The South's role in dairying highlighted

Jim van der Poel
Jim van der Poel
The prominent role the South plays in New Zealand's dairy production was highlighted at DairyNZ's annual meeting in Invercargill last week, when DairyNZ CEO Tim Mackle reminded those attending that 20% of the milk solids produced in New Zealand comes from the Otago/Southland region.

DairyNZ chairman Jim van der Poel told the meeting the farming community was committed to farming within environmental limits while maximising value from pasture-based farming systems.

''This is what continues to be our competitive advantage,'' Mr van der Poel said.

He said that by continuing to improve farming's sustainability, the sector was safeguarding dairying's future.

Mr van der Poel said the Dairy Tomorrow strategy launched in 2017 was now central to the sector's future progress.

The strategy has six commitments which encompass the environment, resilient businesses, producing high-quality nutrition, animal care, great workplaces and growing vibrant communities.

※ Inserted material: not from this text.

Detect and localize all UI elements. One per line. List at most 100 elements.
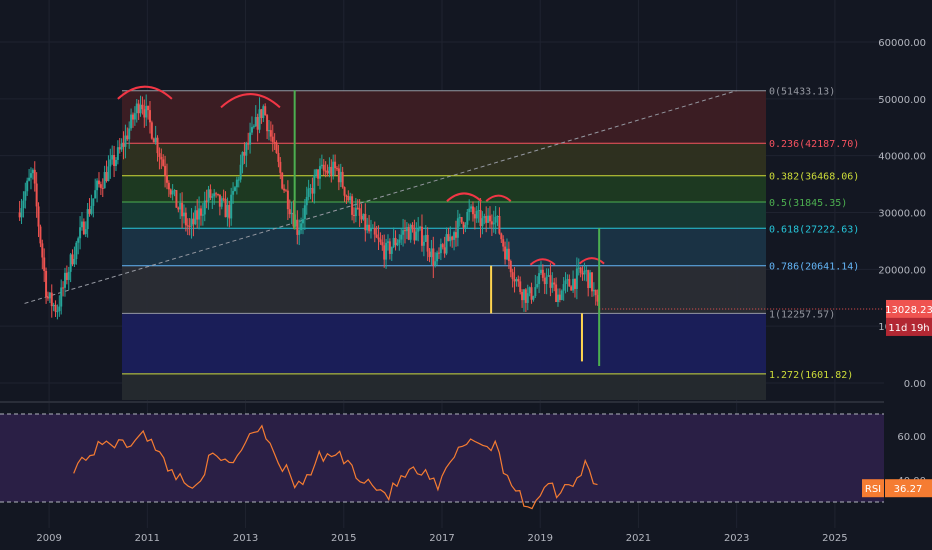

''The strategy's commitments are the basis of DairyNZ's investments,'' Mr van der Poel said.

Next season, among other investments, DairyNZ will put $6.1 million into projects directed at protecting the environment as well as spending $53.7 million for research and projects supporting competitive, sustainable and resilient dairy farm businesses.

The impact of Mycoplasma bovis on dairy farmers was also discussed and Mr van der Poel said DairyNZ had been providing support to help farmers manage the situation.

According to DairyNZ's annual report about 40 staff were involved across the country to assist with the M. bovis response, working alongside MPI and other organisations.

Efforts included assisting at regional headquarters in Invercargill, Ashburton and Hamilton, helping affected farmers with feed budgets, co-ordinating feed and putting systems in place to assist farms under movement restrictions.

Mr van der Poel said DairyNZ was in negotiations with MPI to recover some of the costs providing that support.

Two new directors, Jo Coughlan and Jacqueline Rowarth, were confirmed at the meeting.

Jo Coughlan, who is from a sheep and crop farm in Mid-Canterbury and has experience in senior public relations and communication roles, replaced Barry Harris who stepped down after 11 years.

Jacqueline Rowarth was appointed into the vacant farmer-elected role on the board. She has 35 years' experience as a soil scientist and is also involved with a dairy operation in Tirau.

Canterbury dairy farmer John Gregan was appointed to the directors remuneration committee.